As such, Company X in hiring, promoting or firing its employees must pay due regard to the requirements of the Act. Secondly, employee B is currently 68 years old, meaning that he is protected by the Act which states that it protects workers above the age of 40. If the assessment of both employees revealed that the older one was still performing better than the younger one then it would be hard to find a genuine reason for the promotion of the younger employee. Additionally, the situation does not fall under the exception of Bona Fide Occupational Qualification (BFOQ) stipulated in the Act.

Under this exception, a younger employee can be preferred to an older one if it is objectively established and to some extent obvious that the job cannot be effectively performed by the older employee. In view of the foregoing, I rest upon the conclusion that there was discrimination on the basis of age in selection of the younger employee for the promotion at the expense of employee B. The fact that the employee was not asked to sign an ADEA waiver or any document to the effect confirms my position. Age was the ‘but for’ reason for lack of promotion of the employee (Lau & Lisa, 2013).

Analysis of Situation C

The only purpose that Company X gave for failure to hire employee C was that such a move would have been costly to the company. Therefore, I would assume that the employee was qualified for the job as the applicable statue (Americans with Disabilities Act of 1990) applies to qualified but disabled persons. Consequently, it cannot be doubted that employee C was qualified for the job. Secondly, the Act gives considerations of whether the disabled person can perform the essentials of the job. Under this test it would be understandable when a company fails to hire a blind person as a driver. This is impossible since such a person cannot perform the essential functions of the job.

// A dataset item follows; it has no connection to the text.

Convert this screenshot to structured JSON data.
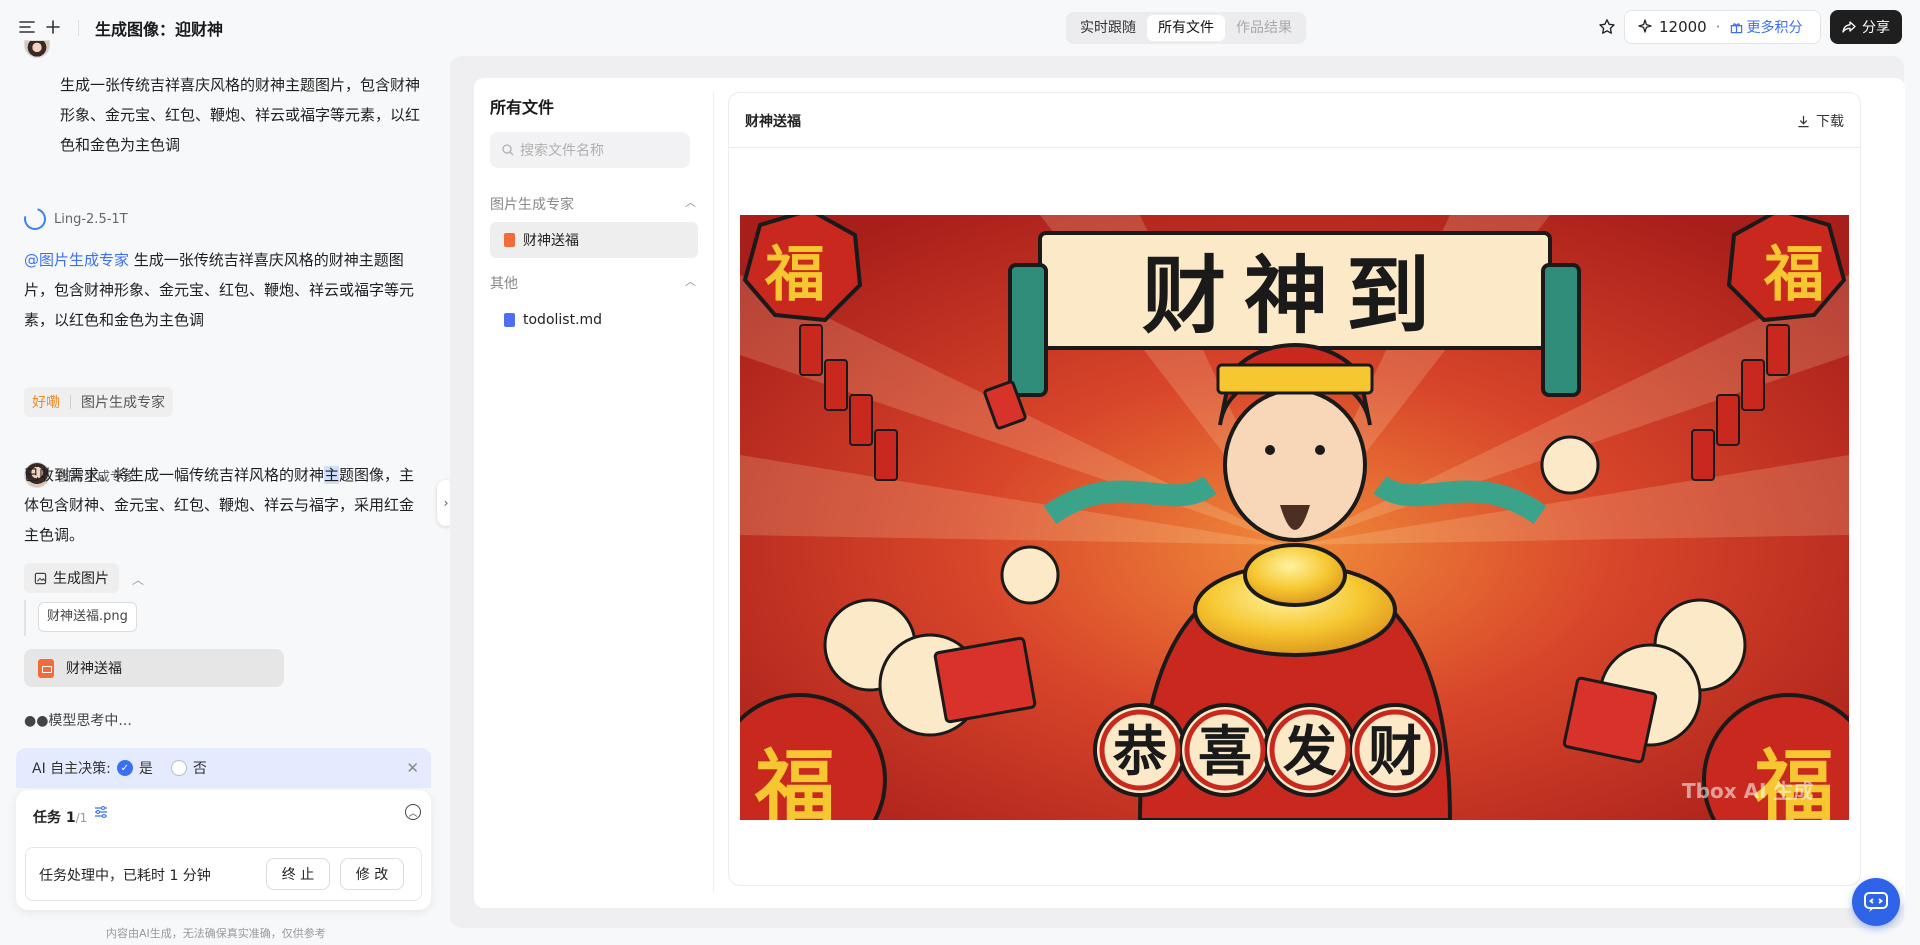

Accordingly, the Act also permits the failure to hire a disabled person if it will require reasonable accommodation in order to perform the job.

The essential function of the job would be incompatible with employee C’s situation and as such the level of accommodation required was too high. Company X’s decision not to hire employee C does not amount to discrimination but an instance of genuine distinction. The adjustments needed to accommodate employee C would be too much and, therefore, the decision not to hire him is not discriminatory against him. As a result, employees are more protected since they are the fragile parties in the employment contract bargain. This is because employees can be exploited by ill-intentioned employers. As such employment laws together with other human rights laws take care of employees. The laws also protect the interests of employers by lining the duration of certain leaves, qualifications for some benefits as discussed above and hiring of employees on the basis of merit and not any other considerations. (Lau & Lisa, 2013).

Work Cited Page

1.Lau T.S. & Lisa J.A. (2013) The Legal and Ethical Environment of Business. New York: Flat World Knowledge Inc.